The New Zealand Māori Council has further distanced itself from former representative Matthew Tukaki, clarifying he held senior roles but never a position as its head.

It comes after some members say they were concerned with the way he publicly represented his role in the council.

On Sunday night, a 1News investigation revealed checks were not required or done on Tukaki's CV before he was appointed to a key government role.

Oranga Tamariki Minister Kelvin Davis appointed Tukaki in 2021 to lead a ministerial advisory board, and said one of the reasons his CV wasn’t requested was because of his role as "Head of the Māori Council". The massive task was to fix a ministry that Māori had lost confidence in.

"In terms of the quality of the work that was produced I have absolutely no concerns whatsoever. It was an amazing bit of work that the whole ministerial advisory board did. They produced an incredible report, Te Kahu Aroha which has influenced the future direction plan of Oranga Tamariki," he said.

"I have confidence in the direction Oranga Tamariki is moving in because of the work they did."

But 1News can reveal that Tukaki has had to pay back $60,000 after he over-charged Oranga Tamariki.

That's despite a Cabinet paper clearly saying he would be paid $1000 per day.

Louis Houlbrooke from the Taxpayers' Union told 1News: "In this case, it's explicitly laid out that it's $1000 per day …now you'd think it'd be pretty easy to figure out if he'd done an extra 60 days of work, but apparently no. They misinterpreted these very simple rules, overpaid him by $60,000."

Asked if he was invoicing for "ghost hours", Tukaki said he wasn't.

"No, I was not invoicing for ghost hours at all. My record will show I was working around the clock, and I wouldn't labour anybody to challenge me on that."

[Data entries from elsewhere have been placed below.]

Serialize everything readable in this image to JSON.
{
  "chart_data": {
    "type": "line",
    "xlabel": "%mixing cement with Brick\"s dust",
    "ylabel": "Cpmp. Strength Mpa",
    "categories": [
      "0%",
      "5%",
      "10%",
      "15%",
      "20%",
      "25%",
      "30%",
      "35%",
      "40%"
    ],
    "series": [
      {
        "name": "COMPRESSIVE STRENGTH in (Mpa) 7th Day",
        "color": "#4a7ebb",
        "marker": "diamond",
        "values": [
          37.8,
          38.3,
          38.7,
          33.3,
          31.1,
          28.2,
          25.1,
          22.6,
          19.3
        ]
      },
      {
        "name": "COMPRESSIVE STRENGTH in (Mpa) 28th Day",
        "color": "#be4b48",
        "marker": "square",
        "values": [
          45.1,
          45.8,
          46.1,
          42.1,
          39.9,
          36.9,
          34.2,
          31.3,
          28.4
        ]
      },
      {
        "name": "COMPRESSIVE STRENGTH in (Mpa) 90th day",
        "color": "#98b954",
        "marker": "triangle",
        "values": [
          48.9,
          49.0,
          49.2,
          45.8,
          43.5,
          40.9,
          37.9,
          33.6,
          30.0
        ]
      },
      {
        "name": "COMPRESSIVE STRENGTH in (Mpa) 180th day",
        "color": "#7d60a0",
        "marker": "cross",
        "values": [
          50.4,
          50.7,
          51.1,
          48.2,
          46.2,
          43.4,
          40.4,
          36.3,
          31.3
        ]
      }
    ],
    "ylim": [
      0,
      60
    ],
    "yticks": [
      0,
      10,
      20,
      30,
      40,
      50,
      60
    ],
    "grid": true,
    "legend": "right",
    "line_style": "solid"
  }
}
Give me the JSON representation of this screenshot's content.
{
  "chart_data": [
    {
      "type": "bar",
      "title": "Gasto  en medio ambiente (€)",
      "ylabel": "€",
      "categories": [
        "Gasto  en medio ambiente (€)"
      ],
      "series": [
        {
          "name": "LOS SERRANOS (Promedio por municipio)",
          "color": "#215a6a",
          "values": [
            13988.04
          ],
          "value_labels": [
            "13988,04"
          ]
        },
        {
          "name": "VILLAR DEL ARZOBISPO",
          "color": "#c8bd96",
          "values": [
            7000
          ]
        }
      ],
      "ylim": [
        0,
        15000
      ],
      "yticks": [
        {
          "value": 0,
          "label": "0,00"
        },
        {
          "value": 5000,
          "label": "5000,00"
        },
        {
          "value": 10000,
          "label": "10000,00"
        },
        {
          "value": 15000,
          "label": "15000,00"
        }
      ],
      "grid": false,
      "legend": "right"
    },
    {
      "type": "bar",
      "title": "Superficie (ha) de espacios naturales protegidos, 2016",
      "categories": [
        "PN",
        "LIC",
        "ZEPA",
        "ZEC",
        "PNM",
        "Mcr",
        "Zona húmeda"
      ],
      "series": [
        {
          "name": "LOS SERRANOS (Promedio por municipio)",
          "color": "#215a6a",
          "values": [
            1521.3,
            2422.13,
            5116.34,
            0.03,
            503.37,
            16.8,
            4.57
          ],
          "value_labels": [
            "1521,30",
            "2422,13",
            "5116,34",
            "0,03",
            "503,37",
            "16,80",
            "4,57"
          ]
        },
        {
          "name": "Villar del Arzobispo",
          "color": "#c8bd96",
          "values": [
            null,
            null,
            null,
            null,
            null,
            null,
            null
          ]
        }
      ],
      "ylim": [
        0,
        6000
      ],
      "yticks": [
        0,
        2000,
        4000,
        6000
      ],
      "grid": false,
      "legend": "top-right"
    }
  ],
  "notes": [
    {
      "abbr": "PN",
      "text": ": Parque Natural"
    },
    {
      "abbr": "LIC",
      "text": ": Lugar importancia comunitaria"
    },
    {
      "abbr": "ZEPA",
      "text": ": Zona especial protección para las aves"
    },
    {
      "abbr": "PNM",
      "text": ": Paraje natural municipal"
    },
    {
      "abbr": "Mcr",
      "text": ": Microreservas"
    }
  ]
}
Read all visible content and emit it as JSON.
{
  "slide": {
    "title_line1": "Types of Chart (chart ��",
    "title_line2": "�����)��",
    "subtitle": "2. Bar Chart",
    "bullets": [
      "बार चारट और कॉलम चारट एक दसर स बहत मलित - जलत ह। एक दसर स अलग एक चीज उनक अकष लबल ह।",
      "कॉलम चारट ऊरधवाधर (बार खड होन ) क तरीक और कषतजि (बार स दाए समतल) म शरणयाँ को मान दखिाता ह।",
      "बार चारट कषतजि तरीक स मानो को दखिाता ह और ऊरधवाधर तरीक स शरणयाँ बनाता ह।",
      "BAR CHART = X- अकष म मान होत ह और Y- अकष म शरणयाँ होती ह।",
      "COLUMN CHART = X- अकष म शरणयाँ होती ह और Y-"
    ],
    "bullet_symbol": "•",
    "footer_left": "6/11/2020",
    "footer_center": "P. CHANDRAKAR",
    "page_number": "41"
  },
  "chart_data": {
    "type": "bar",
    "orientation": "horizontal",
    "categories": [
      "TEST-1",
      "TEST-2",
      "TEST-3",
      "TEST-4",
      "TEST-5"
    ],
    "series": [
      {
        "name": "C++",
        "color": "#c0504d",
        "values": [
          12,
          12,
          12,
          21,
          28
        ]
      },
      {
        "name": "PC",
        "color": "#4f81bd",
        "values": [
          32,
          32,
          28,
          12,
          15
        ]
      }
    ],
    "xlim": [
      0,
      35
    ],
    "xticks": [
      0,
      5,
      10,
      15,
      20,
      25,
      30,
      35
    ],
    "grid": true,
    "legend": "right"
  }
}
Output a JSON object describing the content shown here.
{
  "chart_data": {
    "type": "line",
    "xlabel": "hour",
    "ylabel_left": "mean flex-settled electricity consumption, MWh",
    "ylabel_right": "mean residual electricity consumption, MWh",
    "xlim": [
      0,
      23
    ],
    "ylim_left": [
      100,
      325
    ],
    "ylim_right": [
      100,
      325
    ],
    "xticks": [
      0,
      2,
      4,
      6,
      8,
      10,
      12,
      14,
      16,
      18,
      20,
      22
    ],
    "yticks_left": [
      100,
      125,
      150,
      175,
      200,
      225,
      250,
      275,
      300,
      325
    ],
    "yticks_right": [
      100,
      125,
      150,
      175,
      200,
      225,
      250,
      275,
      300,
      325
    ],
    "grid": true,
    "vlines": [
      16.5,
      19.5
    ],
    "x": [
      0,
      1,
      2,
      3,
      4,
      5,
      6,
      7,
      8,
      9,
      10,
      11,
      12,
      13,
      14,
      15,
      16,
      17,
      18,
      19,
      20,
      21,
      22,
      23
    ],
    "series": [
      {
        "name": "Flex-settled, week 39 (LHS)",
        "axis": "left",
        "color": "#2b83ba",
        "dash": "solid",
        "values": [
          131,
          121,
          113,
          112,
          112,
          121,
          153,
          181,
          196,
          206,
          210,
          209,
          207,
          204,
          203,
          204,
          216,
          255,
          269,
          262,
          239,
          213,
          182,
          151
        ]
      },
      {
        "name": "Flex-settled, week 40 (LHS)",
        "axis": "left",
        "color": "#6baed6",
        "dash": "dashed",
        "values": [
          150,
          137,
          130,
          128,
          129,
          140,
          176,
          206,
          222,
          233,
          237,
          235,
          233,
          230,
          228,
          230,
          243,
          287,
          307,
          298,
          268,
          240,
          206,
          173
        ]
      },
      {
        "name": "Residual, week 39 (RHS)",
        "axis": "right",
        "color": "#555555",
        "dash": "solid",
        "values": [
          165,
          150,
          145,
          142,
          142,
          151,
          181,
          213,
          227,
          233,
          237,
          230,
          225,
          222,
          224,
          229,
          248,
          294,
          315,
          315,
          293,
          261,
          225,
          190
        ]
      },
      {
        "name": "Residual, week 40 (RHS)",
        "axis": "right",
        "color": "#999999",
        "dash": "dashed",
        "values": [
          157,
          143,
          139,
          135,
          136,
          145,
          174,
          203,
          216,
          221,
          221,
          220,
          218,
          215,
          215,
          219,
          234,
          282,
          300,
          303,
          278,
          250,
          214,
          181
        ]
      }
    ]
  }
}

Tukaki says there was incorrect advice and no induction from Oranga Tamariki.

"We've been given some advice about how to submit invoices about pro-rata’d hourly rates of payments and it wasn't just me, it was overpayments to all of our board members.

"Mine was the largest overpayment of them all, for no other reason, then for the first couple of months, and I was doing a significant amount of heavy lifting,” he said.

Oranga Tamariki chief executive Chappie Te Kani apologised for the organisation not spotting the overpayments.

“So he has to take ownership for the misbilling. We have to take ownership for having poor controls in place that should've caught it,” Te Kani said.

Oranga Tamariki made mistakes with the GST calculations of other board members which they had to pay back as well.

But 1News understands the amounts were in the region of $1000 to $2000.

Te Kani said the amounts do not approach anywhere near $60,000, but that they were “unfortunate amounts”.

"The difficulty we had with the board was …which again we had to apologise to them, it came back to our financial controls. We treated their GST wrong for their payments which meant they had to pay more money."

Oranga Tamariki says it’s since done an audit of its own processes and that Tukaki paid the $60,000 back by the time he left in April.

Both Tukaki and Te Kani both say Tukaki did not resign from his Oranga Tamariki role because of this overpayment issue.